We’ve been on a good health kick over in this part of the woods and we want to continue. So, I’ve been searching for new recipes and making all sorts of things up around here. I found vegan ice cream, and since this is one of my downfalls (real ice cream), I thought hmm, I’ll give it a try.
Also, I believe I have shared my love for Maca. Maybe it’s this bona fide superfoods’ profound benefits (the mineral-rich maca root has adaptogenic qualities, which may support the regulation of stress and repair, balance hormones, boost sex drive, and enhance strength and energy… all without being a stimulant). Or, maybe it’s the fact that the potent, earthy, butterscotch-esque flavor is so yummy.

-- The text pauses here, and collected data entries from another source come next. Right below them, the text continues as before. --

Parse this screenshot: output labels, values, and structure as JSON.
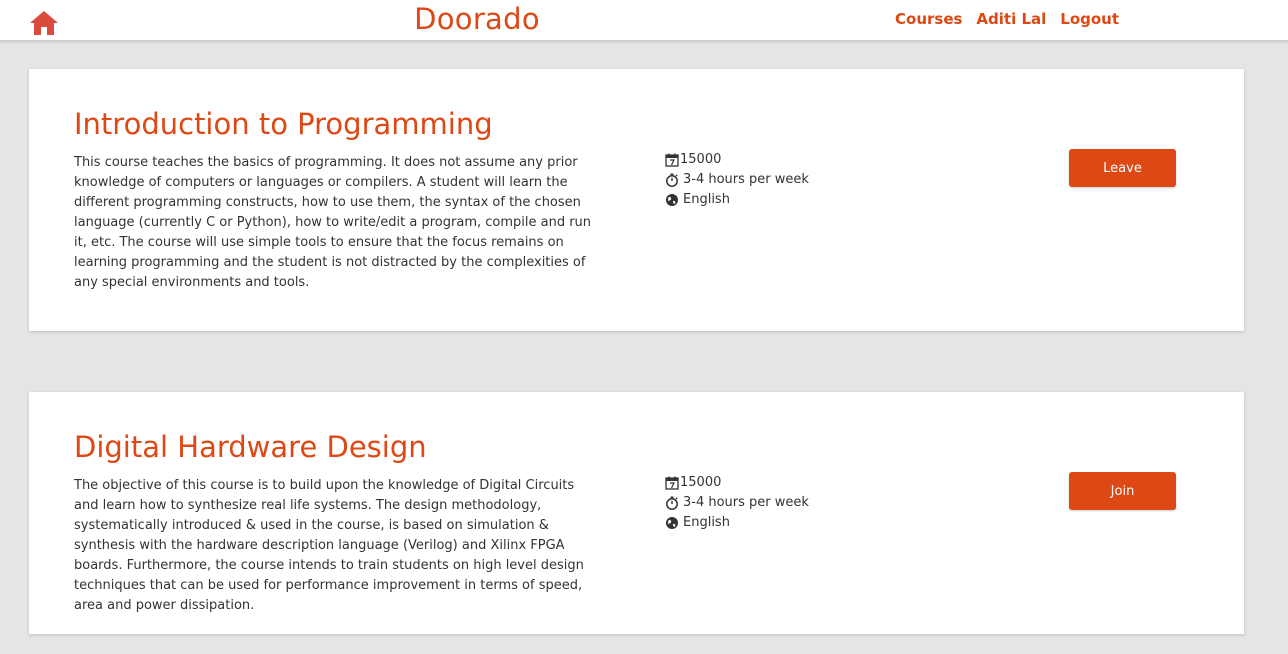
{
  "nav": {
    "brand": "Doorado",
    "links": [
      "Courses",
      "Aditi Lal",
      "Logout"
    ]
  },
  "courses": [
    {
      "title": "Introduction to Programming",
      "description": "This course teaches the basics of programming. It does not assume any prior knowledge of computers or languages or compilers. A student will learn the different programming constructs, how to use them, the syntax of the chosen language (currently C or Python), how to write/edit a program, compile and run it, etc. The course will use simple tools to ensure that the focus remains on learning programming and the student is not distracted by the complexities of any special environments and tools.",
      "fee": "15000",
      "duration": "3-4 hours per week",
      "language": "English",
      "action": "Leave"
    },
    {
      "title": "Digital Hardware Design",
      "description": "The objective of this course is to build upon the knowledge of Digital Circuits and learn how to synthesize real life systems. The design methodology, systematically introduced & used in the course, is based on simulation & synthesis with the hardware description language (Verilog) and Xilinx FPGA boards. Furthermore, the course intends to train students on high level design techniques that can be used for performance improvement in terms of speed, area and power dissipation.",
      "fee": "15000",
      "duration": "3-4 hours per week",
      "language": "English",
      "action": "Join"
    }
  ],
  "colors": {
    "accent": "#dd4814",
    "background": "#e5e5e5",
    "card": "#ffffff",
    "text": "#333333"
  },
  "icons": [
    "home-icon",
    "calendar-icon",
    "stopwatch-icon",
    "globe-icon"
  ]
}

Maple-Maca Ice Cream with Chocolate Chips
You do not need an ice cream maker for this recipe, however, if you do not have access to a high-powered blender (like a Vitamix, Blendtec, or even a Magic Bullet), soak the cashews and water together for 30 minutes before blending for smoother results.
Makes about 1 pint (4 servings).
1 cup raw cashews
1 cup water
¼ cup maple syrup
2 Tbsp raw Maca Powder (Herbal Spirit, in Santa Barbara)
pinch sea salt
1 tsp vanilla extract
1/3 cup chopped dark chocolate (I use Trader Joes)
Blend all ingredients – except the chopped dark chocolate – in a blender until completely smooth. Transfer to a bowl or Tupperware container and freeze for 30 minutes. Mix in dark chocolate chunks into the cold ice cream, then continue freezing, covered, until frozen through – about 6-8 hours. Let defrost for 5 minutes before serving to soften.